Si parla tanto di unità della categoria. Ma quale categoria? Se Editori, Sindacati, Direttori e Redattori interni continuano a estrometterne una parte, considerati di fatto “giornalisti di serie B”. Ai quali vengono tagliati i compensi senza neanche interpellarli, ma facendo trovare il regalo nel cedolino di pagamento. A proposito, non parliamo – se non in pochi casi – di forfait mensili, bensì di cottimo: 20, 30 euro ad articolo. Hai voglia a scriverne prima di raggiungere una mensilità decente. Se le compagnie telefoniche al giorno d’oggi non avessero adottato tariffe stracciate per le telefonate e i Giga, nessun collaboratore di testata giornalistica potrebbe più lavorare, perché rischierebbe di spendere più di quello che guadagna. I lettori si lamentano della qualità dei giornali? Forse è il caso di ribadire loro quali salti mortali fa un collaboratore esterno per guadagnare i famosi 20 euro. Perché quei 20 euro sono sempre gli stessi sia che tu stia al telefono a casa tua, sia che tu scelga di andare a farti un giro nello Yemen. E vogliamo parlare delle foto? La maggior parte delle volte non vengono pagate, perché si è presa la bella abitudine di non firmarle. Puoi decidere di lamentarti, ma il redattore non ti darà retta, perché troppo impegnato a lavorare – solo lui -, per avere tempo di prendere in considerazione le tue rimostranze. Se mandi una email non risponde, se chiami al telefono non te lo passano. Pochissimi quelli che ti concedono il numero di cellulare.

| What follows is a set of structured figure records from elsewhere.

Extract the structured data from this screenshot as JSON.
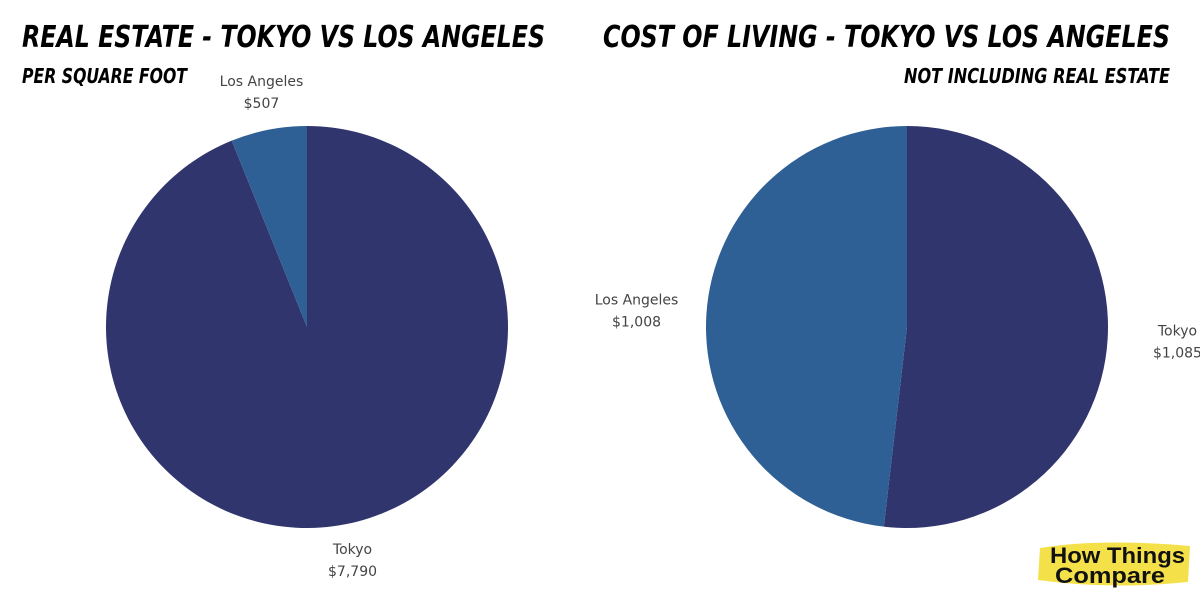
{
  "chart_data": [
    {
      "type": "pie",
      "title": "REAL ESTATE - TOKYO VS LOS ANGELES",
      "subtitle": "PER SQUARE FOOT",
      "categories": [
        "Tokyo",
        "Los Angeles"
      ],
      "values": [
        7790,
        507
      ],
      "value_labels": [
        "$7,790",
        "$507"
      ],
      "colors": [
        "#31356e",
        "#2e6096"
      ]
    },
    {
      "type": "pie",
      "title": "COST OF LIVING - TOKYO VS LOS ANGELES",
      "subtitle": "NOT INCLUDING REAL ESTATE",
      "categories": [
        "Tokyo",
        "Los Angeles"
      ],
      "values": [
        1085,
        1008
      ],
      "value_labels": [
        "$1,085",
        "$1,008"
      ],
      "colors": [
        "#31356e",
        "#2e6096"
      ]
    }
  ],
  "logo": {
    "line1": "How Things",
    "line2": "Compare"
  }
}
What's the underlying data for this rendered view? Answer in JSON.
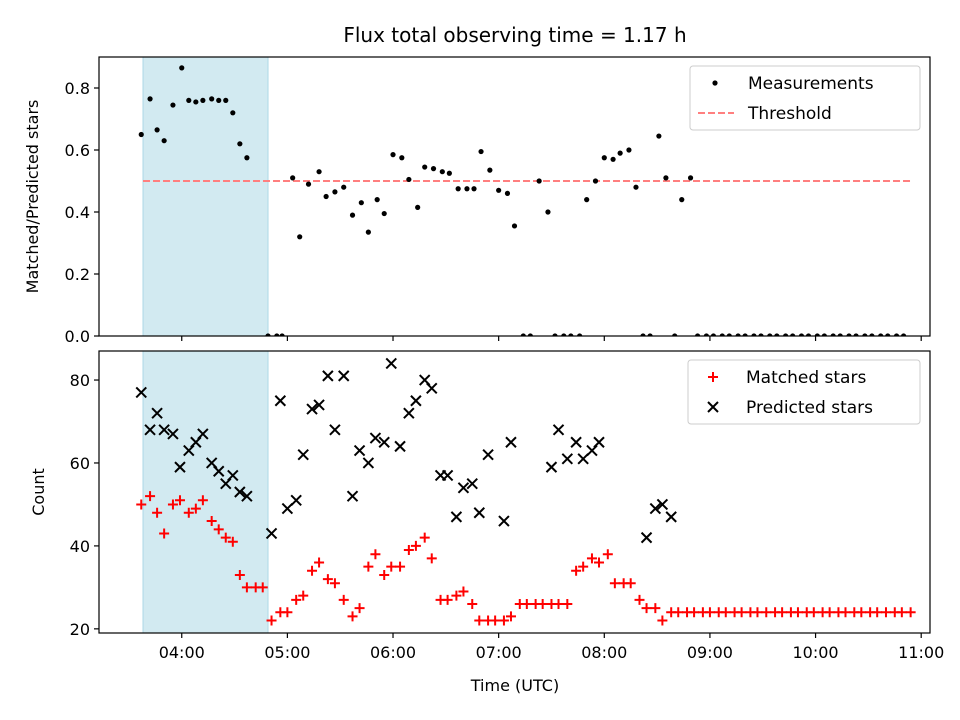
{
  "title": "Flux total observing time = 1.17 h",
  "xlabel": "Time (UTC)",
  "xticks": [
    "04:00",
    "05:00",
    "06:00",
    "07:00",
    "08:00",
    "09:00",
    "10:00",
    "11:00"
  ],
  "shaded_span": [
    "03:38",
    "04:49"
  ],
  "colors": {
    "shade": "#add8e6",
    "threshold": "#ff7f7f",
    "matched": "#ff0000",
    "predicted": "#000000",
    "measurement": "#000000"
  },
  "chart_data": [
    {
      "type": "scatter",
      "ylabel": "Matched/Predicted stars",
      "ylim": [
        0,
        0.9
      ],
      "yticks": [
        "0.0",
        "0.2",
        "0.4",
        "0.6",
        "0.8"
      ],
      "legend": {
        "placement": "top-right",
        "entries": [
          "Measurements",
          "Threshold"
        ]
      },
      "threshold": {
        "name": "Threshold",
        "value": 0.5,
        "x_range": [
          "03:38",
          "10:54"
        ]
      },
      "series": [
        {
          "name": "Measurements",
          "marker": "dot",
          "points": [
            [
              "03:37",
              0.65
            ],
            [
              "03:42",
              0.765
            ],
            [
              "03:46",
              0.665
            ],
            [
              "03:50",
              0.63
            ],
            [
              "03:55",
              0.745
            ],
            [
              "04:00",
              0.865
            ],
            [
              "04:04",
              0.76
            ],
            [
              "04:08",
              0.755
            ],
            [
              "04:12",
              0.76
            ],
            [
              "04:17",
              0.765
            ],
            [
              "04:21",
              0.76
            ],
            [
              "04:25",
              0.76
            ],
            [
              "04:29",
              0.72
            ],
            [
              "04:33",
              0.62
            ],
            [
              "04:37",
              0.575
            ],
            [
              "04:49",
              0.0
            ],
            [
              "04:54",
              0.0
            ],
            [
              "04:57",
              0.0
            ],
            [
              "05:03",
              0.51
            ],
            [
              "05:07",
              0.32
            ],
            [
              "05:12",
              0.49
            ],
            [
              "05:18",
              0.53
            ],
            [
              "05:22",
              0.45
            ],
            [
              "05:27",
              0.465
            ],
            [
              "05:32",
              0.48
            ],
            [
              "05:37",
              0.39
            ],
            [
              "05:42",
              0.43
            ],
            [
              "05:46",
              0.335
            ],
            [
              "05:51",
              0.44
            ],
            [
              "05:55",
              0.395
            ],
            [
              "06:00",
              0.585
            ],
            [
              "06:05",
              0.575
            ],
            [
              "06:09",
              0.505
            ],
            [
              "06:14",
              0.415
            ],
            [
              "06:18",
              0.545
            ],
            [
              "06:23",
              0.54
            ],
            [
              "06:28",
              0.53
            ],
            [
              "06:32",
              0.525
            ],
            [
              "06:37",
              0.475
            ],
            [
              "06:42",
              0.475
            ],
            [
              "06:46",
              0.475
            ],
            [
              "06:50",
              0.595
            ],
            [
              "06:55",
              0.535
            ],
            [
              "07:00",
              0.47
            ],
            [
              "07:05",
              0.46
            ],
            [
              "07:09",
              0.355
            ],
            [
              "07:14",
              0.0
            ],
            [
              "07:18",
              0.0
            ],
            [
              "07:23",
              0.5
            ],
            [
              "07:28",
              0.4
            ],
            [
              "07:32",
              0.0
            ],
            [
              "07:37",
              0.0
            ],
            [
              "07:41",
              0.0
            ],
            [
              "07:46",
              0.0
            ],
            [
              "07:50",
              0.44
            ],
            [
              "07:55",
              0.5
            ],
            [
              "08:00",
              0.575
            ],
            [
              "08:05",
              0.57
            ],
            [
              "08:09",
              0.59
            ],
            [
              "08:14",
              0.6
            ],
            [
              "08:18",
              0.48
            ],
            [
              "08:22",
              0.0
            ],
            [
              "08:26",
              0.0
            ],
            [
              "08:31",
              0.645
            ],
            [
              "08:35",
              0.51
            ],
            [
              "08:40",
              0.0
            ],
            [
              "08:44",
              0.44
            ],
            [
              "08:49",
              0.51
            ],
            [
              "08:53",
              0.0
            ],
            [
              "08:58",
              0.0
            ],
            [
              "09:02",
              0.0
            ],
            [
              "09:07",
              0.0
            ],
            [
              "09:11",
              0.0
            ],
            [
              "09:16",
              0.0
            ],
            [
              "09:20",
              0.0
            ],
            [
              "09:25",
              0.0
            ],
            [
              "09:29",
              0.0
            ],
            [
              "09:34",
              0.0
            ],
            [
              "09:38",
              0.0
            ],
            [
              "09:43",
              0.0
            ],
            [
              "09:47",
              0.0
            ],
            [
              "09:52",
              0.0
            ],
            [
              "09:56",
              0.0
            ],
            [
              "10:01",
              0.0
            ],
            [
              "10:05",
              0.0
            ],
            [
              "10:10",
              0.0
            ],
            [
              "10:14",
              0.0
            ],
            [
              "10:19",
              0.0
            ],
            [
              "10:23",
              0.0
            ],
            [
              "10:28",
              0.0
            ],
            [
              "10:32",
              0.0
            ],
            [
              "10:37",
              0.0
            ],
            [
              "10:41",
              0.0
            ],
            [
              "10:46",
              0.0
            ],
            [
              "10:50",
              0.0
            ]
          ]
        }
      ]
    },
    {
      "type": "scatter",
      "ylabel": "Count",
      "ylim": [
        19,
        87
      ],
      "yticks": [
        "20",
        "40",
        "60",
        "80"
      ],
      "legend": {
        "placement": "top-right",
        "entries": [
          "Matched stars",
          "Predicted stars"
        ]
      },
      "series": [
        {
          "name": "Matched stars",
          "marker": "plus",
          "points": [
            [
              "03:37",
              50
            ],
            [
              "03:42",
              52
            ],
            [
              "03:46",
              48
            ],
            [
              "03:50",
              43
            ],
            [
              "03:55",
              50
            ],
            [
              "03:59",
              51
            ],
            [
              "04:04",
              48
            ],
            [
              "04:08",
              49
            ],
            [
              "04:12",
              51
            ],
            [
              "04:17",
              46
            ],
            [
              "04:21",
              44
            ],
            [
              "04:25",
              42
            ],
            [
              "04:29",
              41
            ],
            [
              "04:33",
              33
            ],
            [
              "04:37",
              30
            ],
            [
              "04:42",
              30
            ],
            [
              "04:46",
              30
            ],
            [
              "04:51",
              22
            ],
            [
              "04:56",
              24
            ],
            [
              "05:00",
              24
            ],
            [
              "05:05",
              27
            ],
            [
              "05:09",
              28
            ],
            [
              "05:14",
              34
            ],
            [
              "05:18",
              36
            ],
            [
              "05:23",
              32
            ],
            [
              "05:27",
              31
            ],
            [
              "05:32",
              27
            ],
            [
              "05:37",
              23
            ],
            [
              "05:41",
              25
            ],
            [
              "05:46",
              35
            ],
            [
              "05:50",
              38
            ],
            [
              "05:55",
              33
            ],
            [
              "05:59",
              35
            ],
            [
              "06:04",
              35
            ],
            [
              "06:09",
              39
            ],
            [
              "06:13",
              40
            ],
            [
              "06:18",
              42
            ],
            [
              "06:22",
              37
            ],
            [
              "06:27",
              27
            ],
            [
              "06:31",
              27
            ],
            [
              "06:36",
              28
            ],
            [
              "06:40",
              29
            ],
            [
              "06:45",
              26
            ],
            [
              "06:49",
              22
            ],
            [
              "06:54",
              22
            ],
            [
              "06:58",
              22
            ],
            [
              "07:03",
              22
            ],
            [
              "07:07",
              23
            ],
            [
              "07:12",
              26
            ],
            [
              "07:16",
              26
            ],
            [
              "07:21",
              26
            ],
            [
              "07:25",
              26
            ],
            [
              "07:30",
              26
            ],
            [
              "07:34",
              26
            ],
            [
              "07:39",
              26
            ],
            [
              "07:44",
              34
            ],
            [
              "07:48",
              35
            ],
            [
              "07:53",
              37
            ],
            [
              "07:57",
              36
            ],
            [
              "08:02",
              38
            ],
            [
              "08:06",
              31
            ],
            [
              "08:11",
              31
            ],
            [
              "08:15",
              31
            ],
            [
              "08:20",
              27
            ],
            [
              "08:24",
              25
            ],
            [
              "08:29",
              25
            ],
            [
              "08:33",
              22
            ],
            [
              "08:38",
              24
            ],
            [
              "08:42",
              24
            ],
            [
              "08:47",
              24
            ],
            [
              "08:51",
              24
            ],
            [
              "08:56",
              24
            ],
            [
              "09:00",
              24
            ],
            [
              "09:05",
              24
            ],
            [
              "09:09",
              24
            ],
            [
              "09:14",
              24
            ],
            [
              "09:18",
              24
            ],
            [
              "09:23",
              24
            ],
            [
              "09:27",
              24
            ],
            [
              "09:32",
              24
            ],
            [
              "09:37",
              24
            ],
            [
              "09:41",
              24
            ],
            [
              "09:46",
              24
            ],
            [
              "09:50",
              24
            ],
            [
              "09:55",
              24
            ],
            [
              "09:59",
              24
            ],
            [
              "10:04",
              24
            ],
            [
              "10:08",
              24
            ],
            [
              "10:13",
              24
            ],
            [
              "10:17",
              24
            ],
            [
              "10:22",
              24
            ],
            [
              "10:26",
              24
            ],
            [
              "10:31",
              24
            ],
            [
              "10:35",
              24
            ],
            [
              "10:40",
              24
            ],
            [
              "10:45",
              24
            ],
            [
              "10:49",
              24
            ],
            [
              "10:54",
              24
            ]
          ]
        },
        {
          "name": "Predicted stars",
          "marker": "x",
          "points": [
            [
              "03:37",
              77
            ],
            [
              "03:42",
              68
            ],
            [
              "03:46",
              72
            ],
            [
              "03:50",
              68
            ],
            [
              "03:55",
              67
            ],
            [
              "03:59",
              59
            ],
            [
              "04:04",
              63
            ],
            [
              "04:08",
              65
            ],
            [
              "04:12",
              67
            ],
            [
              "04:17",
              60
            ],
            [
              "04:21",
              58
            ],
            [
              "04:25",
              55
            ],
            [
              "04:29",
              57
            ],
            [
              "04:33",
              53
            ],
            [
              "04:37",
              52
            ],
            [
              "04:51",
              43
            ],
            [
              "04:56",
              75
            ],
            [
              "05:00",
              49
            ],
            [
              "05:05",
              51
            ],
            [
              "05:09",
              62
            ],
            [
              "05:14",
              73
            ],
            [
              "05:18",
              74
            ],
            [
              "05:23",
              81
            ],
            [
              "05:27",
              68
            ],
            [
              "05:32",
              81
            ],
            [
              "05:37",
              52
            ],
            [
              "05:41",
              63
            ],
            [
              "05:46",
              60
            ],
            [
              "05:50",
              66
            ],
            [
              "05:55",
              65
            ],
            [
              "05:59",
              84
            ],
            [
              "06:04",
              64
            ],
            [
              "06:09",
              72
            ],
            [
              "06:13",
              75
            ],
            [
              "06:18",
              80
            ],
            [
              "06:22",
              78
            ],
            [
              "06:27",
              57
            ],
            [
              "06:31",
              57
            ],
            [
              "06:36",
              47
            ],
            [
              "06:40",
              54
            ],
            [
              "06:45",
              55
            ],
            [
              "06:49",
              48
            ],
            [
              "06:54",
              62
            ],
            [
              "07:03",
              46
            ],
            [
              "07:07",
              65
            ],
            [
              "07:30",
              59
            ],
            [
              "07:34",
              68
            ],
            [
              "07:39",
              61
            ],
            [
              "07:44",
              65
            ],
            [
              "07:48",
              61
            ],
            [
              "07:53",
              63
            ],
            [
              "07:57",
              65
            ],
            [
              "08:24",
              42
            ],
            [
              "08:29",
              49
            ],
            [
              "08:33",
              50
            ],
            [
              "08:38",
              47
            ]
          ]
        }
      ]
    }
  ]
}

Adesso il Sindacato si bea di aver ottenuto che anche ai giornalisti collaboratori vengano riconosciuti 500 euro dallo Stato a copertura di questo periodo di inattività forzata. Ma di cosa stiamo parlando? Di elemosina in un momento di grave emergenza, un modo di ripulirsi la coscienza, tanto a pagare è qualcun altro. Infatti è lo Stato a farsene carico, non i giornali, che pure qualche debito di riconoscenza verso i collaboratori esterni dovrebbero averlo, visto che le loro pagine sono riempite per lo più dai vituperati di cui sopra.
I giornali intraprendono battaglie contro le aziende che mettono in cassa integrazione i propri lavoratori o che vogliono decentrare, certo battaglie giuste, ma ci sono altre aziende che proprio in questo momento drammatico stanno sostenendo i propri lavoratori con gli incentivi. Perfino la Marina Militare sta aiutando i propri lavoratori in difficoltà. Invece i giornali ai propri collaboratori non offrono neanche il panettone a Natale.